ECLI:NL:RBZWB:2024:3530
Rechtbank Zeeland-West-Brabant
- Eerste aanleg - enkelvoudig
- Rechtspraak.nl
Proceskostenvergoeding na intrekking beroep door eiser tegen UWV
In deze uitspraak van de Rechtbank Zeeland-West-Brabant op 29 mei 2024, wordt het verzoek van eiser om een proceskostenvergoeding behandeld. Eiser had eerder beroep ingesteld tegen een besluit van het UWV van 7 augustus 2023, maar trok dit beroep in nadat het UWV op 28 februari 2024 het bestreden besluit had gewijzigd. De rechtbank heeft het UWV in de gelegenheid gesteld om te reageren op het verzoek om proceskostenvergoeding.

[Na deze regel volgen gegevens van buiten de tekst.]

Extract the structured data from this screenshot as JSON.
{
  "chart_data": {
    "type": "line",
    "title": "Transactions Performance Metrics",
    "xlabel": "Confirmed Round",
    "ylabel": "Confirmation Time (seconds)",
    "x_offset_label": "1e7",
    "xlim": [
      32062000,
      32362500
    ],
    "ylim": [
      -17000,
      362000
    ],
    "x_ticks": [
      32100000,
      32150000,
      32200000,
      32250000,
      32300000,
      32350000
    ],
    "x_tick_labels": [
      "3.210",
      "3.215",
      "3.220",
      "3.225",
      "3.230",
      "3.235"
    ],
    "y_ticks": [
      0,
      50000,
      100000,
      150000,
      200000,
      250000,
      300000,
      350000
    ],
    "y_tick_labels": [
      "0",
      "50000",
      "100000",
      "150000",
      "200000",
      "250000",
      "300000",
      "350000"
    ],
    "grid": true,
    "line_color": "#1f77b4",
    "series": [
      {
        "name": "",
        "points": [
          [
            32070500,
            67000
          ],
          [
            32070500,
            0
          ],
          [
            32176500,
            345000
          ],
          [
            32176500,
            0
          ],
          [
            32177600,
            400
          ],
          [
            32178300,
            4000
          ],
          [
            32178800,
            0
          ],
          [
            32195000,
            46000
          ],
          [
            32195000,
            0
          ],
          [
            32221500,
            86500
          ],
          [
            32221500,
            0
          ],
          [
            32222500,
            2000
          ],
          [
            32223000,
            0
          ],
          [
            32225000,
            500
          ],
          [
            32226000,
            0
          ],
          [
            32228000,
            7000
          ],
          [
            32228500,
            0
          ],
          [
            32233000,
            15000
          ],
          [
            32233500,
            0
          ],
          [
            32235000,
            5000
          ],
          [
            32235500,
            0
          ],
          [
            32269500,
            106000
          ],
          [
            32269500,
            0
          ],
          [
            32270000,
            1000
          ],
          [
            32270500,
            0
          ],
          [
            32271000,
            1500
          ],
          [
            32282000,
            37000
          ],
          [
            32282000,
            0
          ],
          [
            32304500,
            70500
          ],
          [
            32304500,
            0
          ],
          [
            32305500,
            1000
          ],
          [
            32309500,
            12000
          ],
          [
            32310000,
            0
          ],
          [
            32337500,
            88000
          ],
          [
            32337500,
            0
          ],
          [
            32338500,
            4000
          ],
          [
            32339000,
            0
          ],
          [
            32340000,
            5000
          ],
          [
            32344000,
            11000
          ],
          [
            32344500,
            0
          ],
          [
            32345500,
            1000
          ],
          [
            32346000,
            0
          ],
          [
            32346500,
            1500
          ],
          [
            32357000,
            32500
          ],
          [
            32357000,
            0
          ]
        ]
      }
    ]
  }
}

Het UWV heeft geen bezwaar gemaakt tegen de vergoeding van het griffierecht en de kosten van juridische bijstand, maar vroeg om matiging van de kosten voor deskundigen. De rechtbank heeft zonder zitting uitspraak gedaan en het verzoek om proceskostenvergoeding toegewezen. De rechtbank oordeelt dat het UWV gedeeltelijk aan eiser is tegemoetgekomen, wat de basis vormt voor de proceskostenvergoeding. Eiser heeft in totaal € 3.569,50 aan kosten voor deskundigen geclaimd, maar de rechtbank heeft deze kosten gematigd tot € 2.504,55. Daarnaast is het UWV verplicht om het door eiser betaalde griffierecht van € 50,- te vergoeden. De totale proceskostenvergoeding die het UWV aan eiser moet betalen, bedraagt € 3.379,55, inclusief het griffierecht.